Of course, many of the people who have fled Ukraine and landed in Prince Rupert were only able to bring a bare minimum of possessions and are without these important cultural garments.
“Considering that a lot of the Ukrainians had to leave Ukraine on a moment’s notice… a lot of them were left behind,” Beer said. “So, in the new year, we’re combining with The Argosy (antique store) to do a pop-up shop.”
The pop-up will be selling t-shirts featuring a generic embroidered design to raise funds.
“Through that fundraising, we’re actually going to be purchasing vyshyvankas for the families that are here, to replace the ones that were left back in Ukraine.”
Another major fundraiser for the group coming up even sooner is a contemporary Ukrainian photography exhibit at the Ice House Gallery Dec. 3.
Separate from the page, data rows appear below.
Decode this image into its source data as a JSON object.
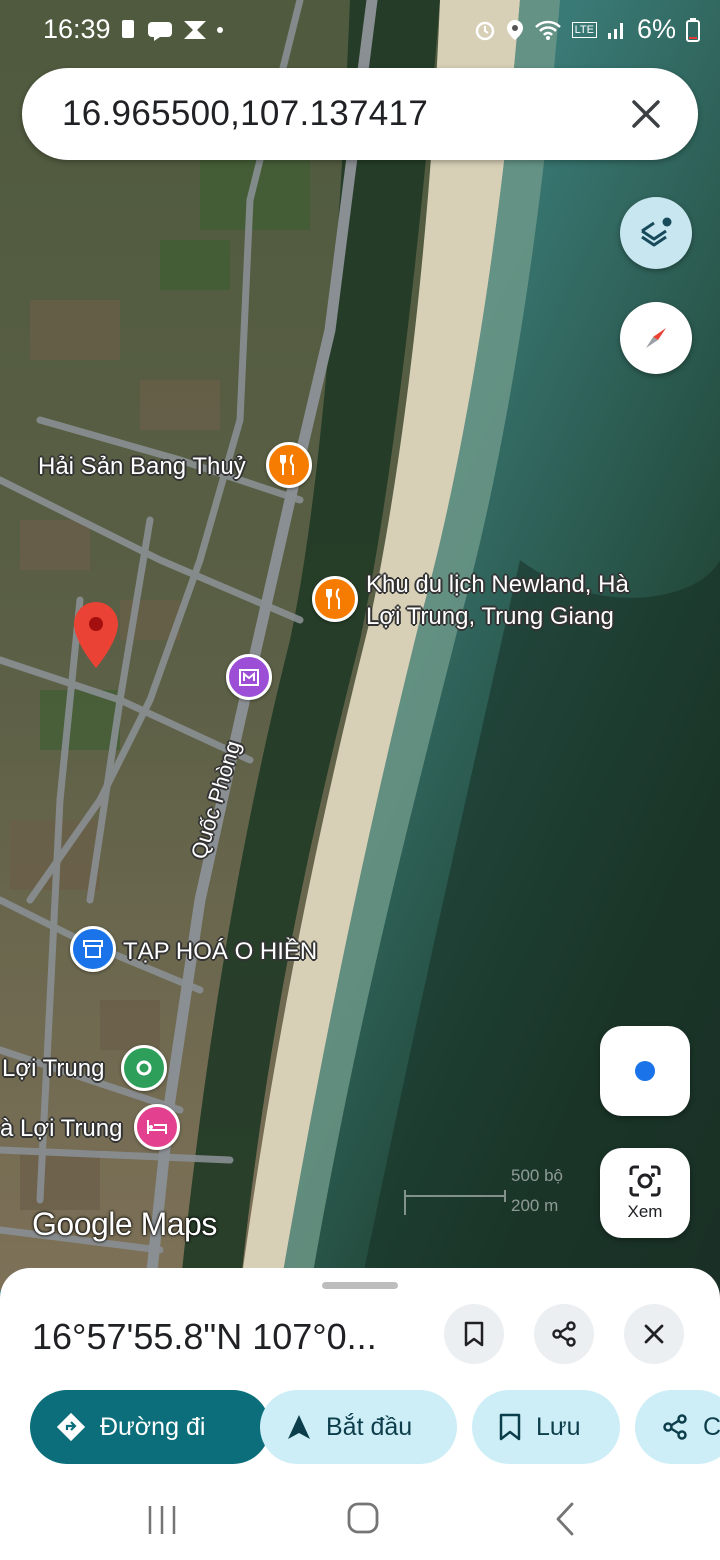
{
  "status_bar": {
    "time": "16:39",
    "network": "LTE",
    "battery": "6%"
  },
  "search": {
    "query": "16.965500,107.137417"
  },
  "map": {
    "labels": {
      "restaurant_1": "Hải Sản Bang Thuỷ",
      "resort_line1": "Khu du lịch Newland, Hà",
      "resort_line2": "Lợi Trung, Trung Giang",
      "road": "Quốc Phòng",
      "shop": "TẠP HOÁ O HIỀN",
      "place_1": "Lợi Trung",
      "place_2": "à Lợi Trung"
    },
    "watermark": "Google Maps",
    "scale_1": "500 bộ",
    "scale_2": "200 m"
  },
  "controls": {
    "view_label": "Xem"
  },
  "sheet": {
    "coordinates": "16°57'55.8\"N 107°0...",
    "actions": {
      "directions": "Đường đi",
      "start": "Bắt đầu",
      "save": "Lưu",
      "share": "C"
    }
  },
  "colors": {
    "primary_chip": "#0b6e7a",
    "secondary_chip": "#cdeef7",
    "pin_red": "#ea4335",
    "restaurant_orange": "#f57c00",
    "museum_purple": "#9c4fd6",
    "shop_blue": "#1a73e8",
    "place_green": "#2e9e5b",
    "hotel_pink": "#e3418f"
  }
}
“We actually connected with a photographer in western Ukraine,” Beer said. “So we have about 13 photographs of Ukraine before the war.”
Prints of those photos will be available for purchase along with calendars and pysanky (Ukrainian Easter eggs).
For Mireau, getting the society going was very personal.
“When I first saw Russia attacking Ukraine, I got so pissed off that, where am I going to direct this anger?” she said.
As a graphic designer she poured it into creating lapel buttons and didn’t stop until she had a huge jug of them.
“And then I went to the credit union, I said, ‘I’ve got all these buttons, I want to find a way to raise money.’ So they started taking them and people gave and we raised $3,000, just like that. So that’s the start of the funds in this thing.”
While the society is grateful for all the practical support the Prince Rupert community has given and continues to provide for the refugees, they are focussed on making sure their emotional needs are also being met.
“We’re more about the cultural,” Beer said. “It’s important and that’s the piece we’re taking care of.”